Some were hoping the resort would open later rather than sooner, said Kumasaka, but added that Boulder Hot Springs remains viable and she’s glad they reopened on May 22.
Dave Simac, owner of Chubby’s Bar and Grill in Clancy, said all his workers have returned, although many can continue to get partial unemployment benefits based on the number of hours they work.
Chris Rehor, owner of the Montana City Grill and Saloon, said he’s had two employees who likely haven’t returned out of concerns about the virus, and one who is likely resisting due to the expanded unemployment benefits. The remaining 65 employees at both his restaurant and hotel, the Elkhorn Mountain Inn have returned, he said.
Many of those are already working other jobs too, said Rehor.
The federal CARES Act, passed in the wake of the COVID-19 crisis, expanded unemployment benefits, and individuals also received a one-time payout of $1,200 in April. The CARES Act provides an additional $600 a week as an emergency increase, called the Federal Pandemic Unemployment Compensation, for those who are collecting regular unemployment or pandemic unemployment assistance benefits. Those benefits expire at the end of July, unless continued by Congress.

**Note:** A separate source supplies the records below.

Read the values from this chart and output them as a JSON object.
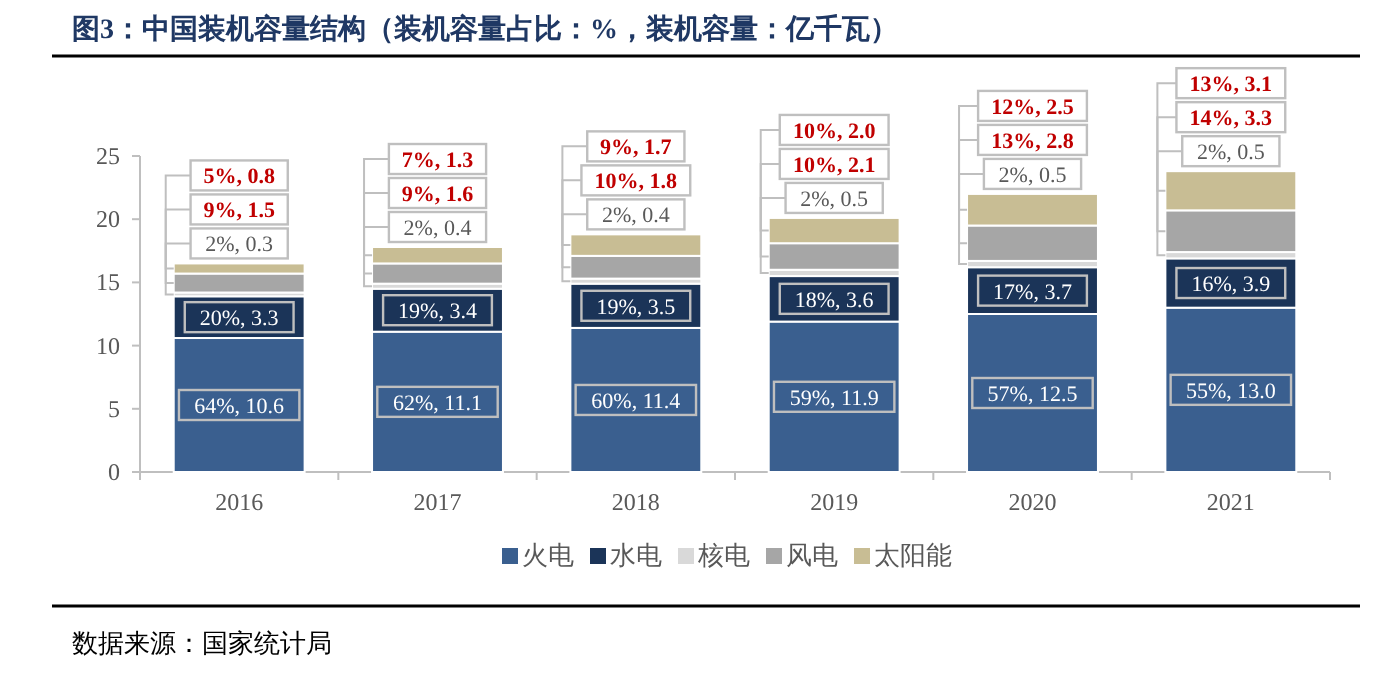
{
  "chart_data": {
    "type": "bar",
    "stacked": true,
    "title": "图3：中国装机容量结构（装机容量占比：%，装机容量：亿千瓦）",
    "categories": [
      "2016",
      "2017",
      "2018",
      "2019",
      "2020",
      "2021"
    ],
    "ylim": [
      0,
      25
    ],
    "yticks": [
      0,
      5,
      10,
      15,
      20,
      25
    ],
    "grid": false,
    "legend": "bottom",
    "series": [
      {
        "name": "火电",
        "color": "#3a5f8f",
        "values": [
          10.6,
          11.1,
          11.4,
          11.9,
          12.5,
          13.0
        ],
        "value_labels": [
          "64%, 10.6",
          "62%, 11.1",
          "60%, 11.4",
          "59%, 11.9",
          "57%, 12.5",
          "55%, 13.0"
        ]
      },
      {
        "name": "水电",
        "color": "#1b3458",
        "values": [
          3.3,
          3.4,
          3.5,
          3.6,
          3.7,
          3.9
        ],
        "value_labels": [
          "20%, 3.3",
          "19%, 3.4",
          "19%, 3.5",
          "18%, 3.6",
          "17%, 3.7",
          "16%, 3.9"
        ]
      },
      {
        "name": "核电",
        "color": "#d9d9d9",
        "values": [
          0.3,
          0.4,
          0.4,
          0.5,
          0.5,
          0.5
        ],
        "value_labels": [
          "2%, 0.3",
          "2%, 0.4",
          "2%, 0.4",
          "2%, 0.5",
          "2%, 0.5",
          "2%, 0.5"
        ]
      },
      {
        "name": "风电",
        "color": "#a6a6a6",
        "values": [
          1.5,
          1.6,
          1.8,
          2.1,
          2.8,
          3.3
        ],
        "value_labels": [
          "9%, 1.5",
          "9%, 1.6",
          "10%, 1.8",
          "10%, 2.1",
          "13%, 2.8",
          "14%, 3.3"
        ]
      },
      {
        "name": "太阳能",
        "color": "#c8bd94",
        "values": [
          0.8,
          1.3,
          1.7,
          2.0,
          2.5,
          3.1
        ],
        "value_labels": [
          "5%, 0.8",
          "7%, 1.3",
          "9%, 1.7",
          "10%, 2.0",
          "12%, 2.5",
          "13%, 3.1"
        ]
      }
    ],
    "annotations": [
      "数据来源：国家统计局"
    ]
  }
}
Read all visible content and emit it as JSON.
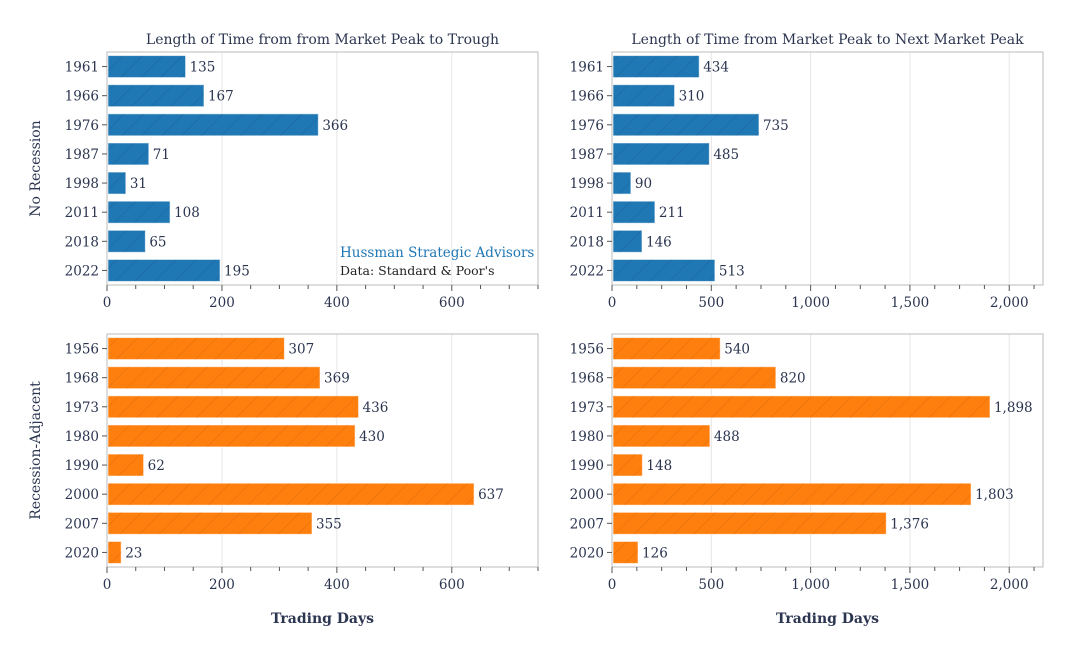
{
  "chart_data": [
    {
      "type": "bar",
      "orientation": "horizontal",
      "title": "Length of Time from from Market Peak to Trough",
      "ylabel": "No Recession",
      "xlabel": "",
      "categories": [
        "1961",
        "1966",
        "1976",
        "1987",
        "1998",
        "2011",
        "2018",
        "2022"
      ],
      "values": [
        135,
        167,
        366,
        71,
        31,
        108,
        65,
        195
      ],
      "xlim": [
        0,
        750
      ],
      "xticks": [
        0,
        200,
        400,
        600
      ],
      "color": "#1f77b4",
      "grid": true,
      "annotations": [
        "Hussman Strategic Advisors",
        "Data: Standard & Poor's"
      ]
    },
    {
      "type": "bar",
      "orientation": "horizontal",
      "title": "Length of Time from Market Peak to Next Market Peak",
      "xlabel": "",
      "categories": [
        "1961",
        "1966",
        "1976",
        "1987",
        "1998",
        "2011",
        "2018",
        "2022"
      ],
      "values": [
        434,
        310,
        735,
        485,
        90,
        211,
        146,
        513
      ],
      "xlim": [
        0,
        2170
      ],
      "xticks": [
        0,
        500,
        1000,
        1500,
        2000
      ],
      "color": "#1f77b4",
      "grid": true
    },
    {
      "type": "bar",
      "orientation": "horizontal",
      "title": "",
      "ylabel": "Recession-Adjacent",
      "xlabel": "Trading Days",
      "categories": [
        "1956",
        "1968",
        "1973",
        "1980",
        "1990",
        "2000",
        "2007",
        "2020"
      ],
      "values": [
        307,
        369,
        436,
        430,
        62,
        637,
        355,
        23
      ],
      "xlim": [
        0,
        750
      ],
      "xticks": [
        0,
        200,
        400,
        600
      ],
      "color": "#ff7f0e",
      "grid": true
    },
    {
      "type": "bar",
      "orientation": "horizontal",
      "title": "",
      "xlabel": "Trading Days",
      "categories": [
        "1956",
        "1968",
        "1973",
        "1980",
        "1990",
        "2000",
        "2007",
        "2020"
      ],
      "values": [
        540,
        820,
        1898,
        488,
        148,
        1803,
        1376,
        126
      ],
      "xlim": [
        0,
        2170
      ],
      "xticks": [
        0,
        500,
        1000,
        1500,
        2000
      ],
      "color": "#ff7f0e",
      "grid": true
    }
  ],
  "watermark": {
    "brand": "Hussman Strategic Advisors",
    "source": "Data: Standard & Poor's",
    "brand_color": "#1f77b4"
  }
}
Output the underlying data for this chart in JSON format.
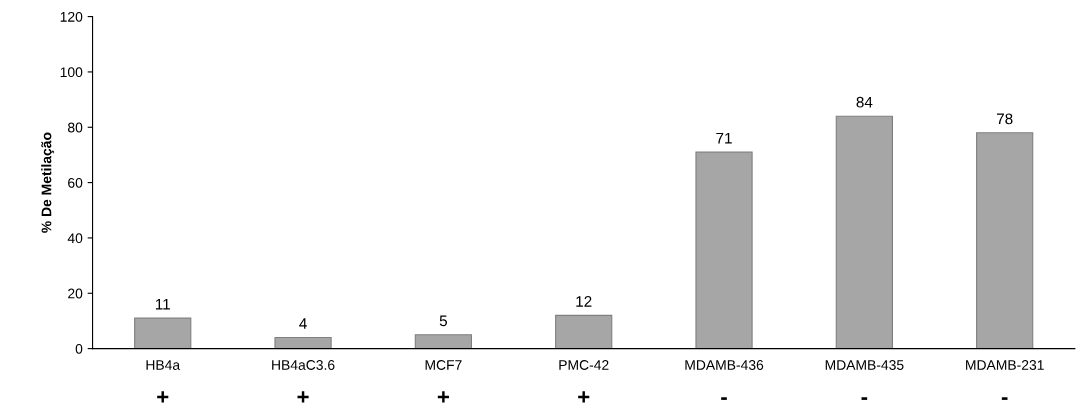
{
  "chart_data": {
    "type": "bar",
    "ylabel": "% De Metilação",
    "categories": [
      "HB4a",
      "HB4aC3.6",
      "MCF7",
      "PMC-42",
      "MDAMB-436",
      "MDAMB-435",
      "MDAMB-231"
    ],
    "values": [
      11,
      4,
      5,
      12,
      71,
      84,
      78
    ],
    "color": "#a6a6a6",
    "ylim": [
      0,
      120
    ],
    "yticks": [
      0,
      20,
      40,
      60,
      80,
      100,
      120
    ],
    "grid": false,
    "data_labels": true,
    "annotations": [
      "+",
      "+",
      "+",
      "+",
      "-",
      "-",
      "-"
    ]
  }
}
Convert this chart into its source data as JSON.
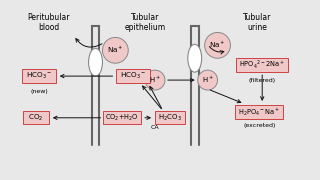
{
  "bg_color": "#e8e8e8",
  "box_fill": "#f0c8c8",
  "box_edge": "#cc4444",
  "circle_fill": "#f0c8c8",
  "circle_edge": "#888888",
  "membrane_color": "#666666",
  "text_color": "#000000",
  "arrow_color": "#111111",
  "label_peritubular": "Peritubular\nblood",
  "label_epithelium": "Tubular\nepithelium",
  "label_urine": "Tubular\nurine",
  "label_new": "(new)",
  "label_filtered": "(filtered)",
  "label_excreted": "(excreted)",
  "label_ca": "CA"
}
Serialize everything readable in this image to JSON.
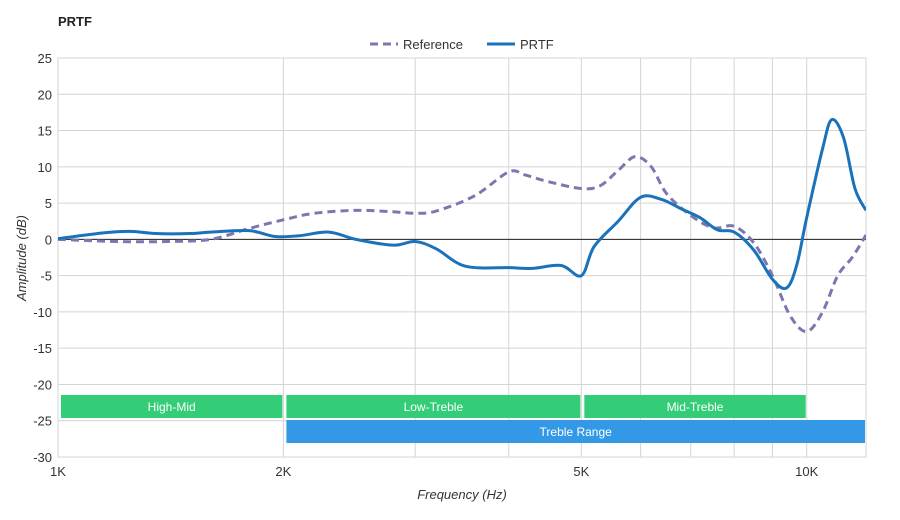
{
  "chart_data": {
    "type": "line",
    "title": "PRTF",
    "xlabel": "Frequency (Hz)",
    "ylabel": "Amplitude (dB)",
    "xscale": "log",
    "xlim": [
      1000,
      12000
    ],
    "ylim": [
      -30,
      25
    ],
    "grid": true,
    "legend_position": "top-center",
    "x_ticks": [
      {
        "value": 1000,
        "label": "1K"
      },
      {
        "value": 2000,
        "label": "2K"
      },
      {
        "value": 5000,
        "label": "5K"
      },
      {
        "value": 10000,
        "label": "10K"
      }
    ],
    "y_ticks": [
      25,
      20,
      15,
      10,
      5,
      0,
      -5,
      -10,
      -15,
      -20,
      -25,
      -30
    ],
    "series": [
      {
        "name": "Reference",
        "color": "#7b78b0",
        "style": "dashed",
        "points": [
          [
            1000,
            0
          ],
          [
            1200,
            -0.3
          ],
          [
            1400,
            -0.3
          ],
          [
            1600,
            0
          ],
          [
            1800,
            1.5
          ],
          [
            2000,
            2.7
          ],
          [
            2200,
            3.6
          ],
          [
            2500,
            4
          ],
          [
            2800,
            3.8
          ],
          [
            3000,
            3.6
          ],
          [
            3200,
            3.9
          ],
          [
            3600,
            6
          ],
          [
            4000,
            9.3
          ],
          [
            4200,
            8.9
          ],
          [
            4500,
            8
          ],
          [
            5000,
            7
          ],
          [
            5300,
            7.4
          ],
          [
            5600,
            9.5
          ],
          [
            5900,
            11.4
          ],
          [
            6200,
            10
          ],
          [
            6500,
            6.3
          ],
          [
            7000,
            3.3
          ],
          [
            7500,
            1.6
          ],
          [
            8000,
            1.8
          ],
          [
            8500,
            -0.5
          ],
          [
            9000,
            -5
          ],
          [
            9500,
            -10.5
          ],
          [
            10000,
            -12.7
          ],
          [
            10500,
            -10
          ],
          [
            11000,
            -5
          ],
          [
            11500,
            -2.5
          ],
          [
            12000,
            0.6
          ]
        ]
      },
      {
        "name": "PRTF",
        "color": "#1a72bb",
        "style": "solid",
        "points": [
          [
            1000,
            0.1
          ],
          [
            1150,
            0.9
          ],
          [
            1250,
            1.1
          ],
          [
            1350,
            0.8
          ],
          [
            1500,
            0.8
          ],
          [
            1600,
            1
          ],
          [
            1800,
            1.2
          ],
          [
            1950,
            0.4
          ],
          [
            2100,
            0.5
          ],
          [
            2300,
            1
          ],
          [
            2500,
            0
          ],
          [
            2800,
            -0.8
          ],
          [
            3000,
            -0.3
          ],
          [
            3200,
            -1.3
          ],
          [
            3500,
            -3.7
          ],
          [
            4000,
            -3.9
          ],
          [
            4300,
            -4
          ],
          [
            4700,
            -3.6
          ],
          [
            5000,
            -5
          ],
          [
            5200,
            -1
          ],
          [
            5600,
            2.5
          ],
          [
            6000,
            5.8
          ],
          [
            6400,
            5.5
          ],
          [
            6800,
            4.2
          ],
          [
            7200,
            3
          ],
          [
            7600,
            1.3
          ],
          [
            8000,
            1
          ],
          [
            8500,
            -1.5
          ],
          [
            9000,
            -5.5
          ],
          [
            9400,
            -6.7
          ],
          [
            9700,
            -3.5
          ],
          [
            10000,
            3
          ],
          [
            10500,
            12.5
          ],
          [
            10800,
            16.5
          ],
          [
            11200,
            14
          ],
          [
            11600,
            7
          ],
          [
            12000,
            4
          ]
        ]
      }
    ],
    "bands": [
      {
        "label": "High-Mid",
        "from": 1000,
        "to": 2000,
        "row": 1,
        "color": "#33cc77"
      },
      {
        "label": "Low-Treble",
        "from": 2000,
        "to": 5000,
        "row": 1,
        "color": "#33cc77"
      },
      {
        "label": "Mid-Treble",
        "from": 5000,
        "to": 10000,
        "row": 1,
        "color": "#33cc77"
      },
      {
        "label": "Treble Range",
        "from": 2000,
        "to": 12000,
        "row": 2,
        "color": "#3399e6"
      }
    ]
  }
}
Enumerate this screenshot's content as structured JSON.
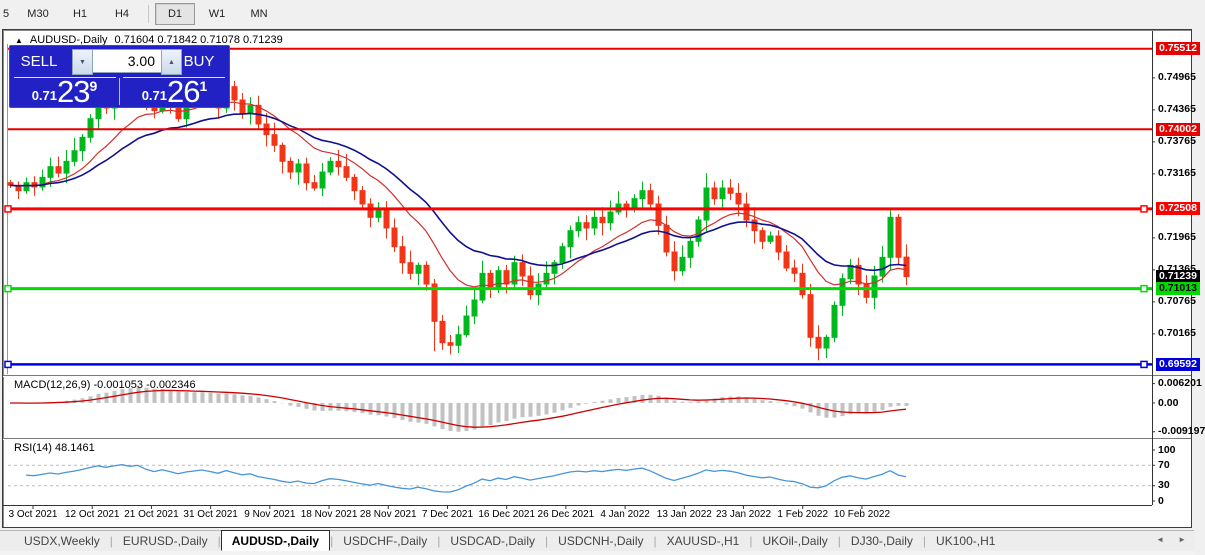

Kumasaka wonders if the federal government was trying to be fair across the country when it set the $600 rate, but the cost of living in Montana is lower than on the east or west coast, for example.
Jefferson County’s unemployment rate for April was 9.5%, or 509 individuals out of a total labor force of 5,351, according to the Montana Department of Labor and Industry.
Last year, the rate of unemployment in Jefferson County was 3%.
The seasonally adjusted state rate was 11.3% for Montana. Last year, it was 3.6%.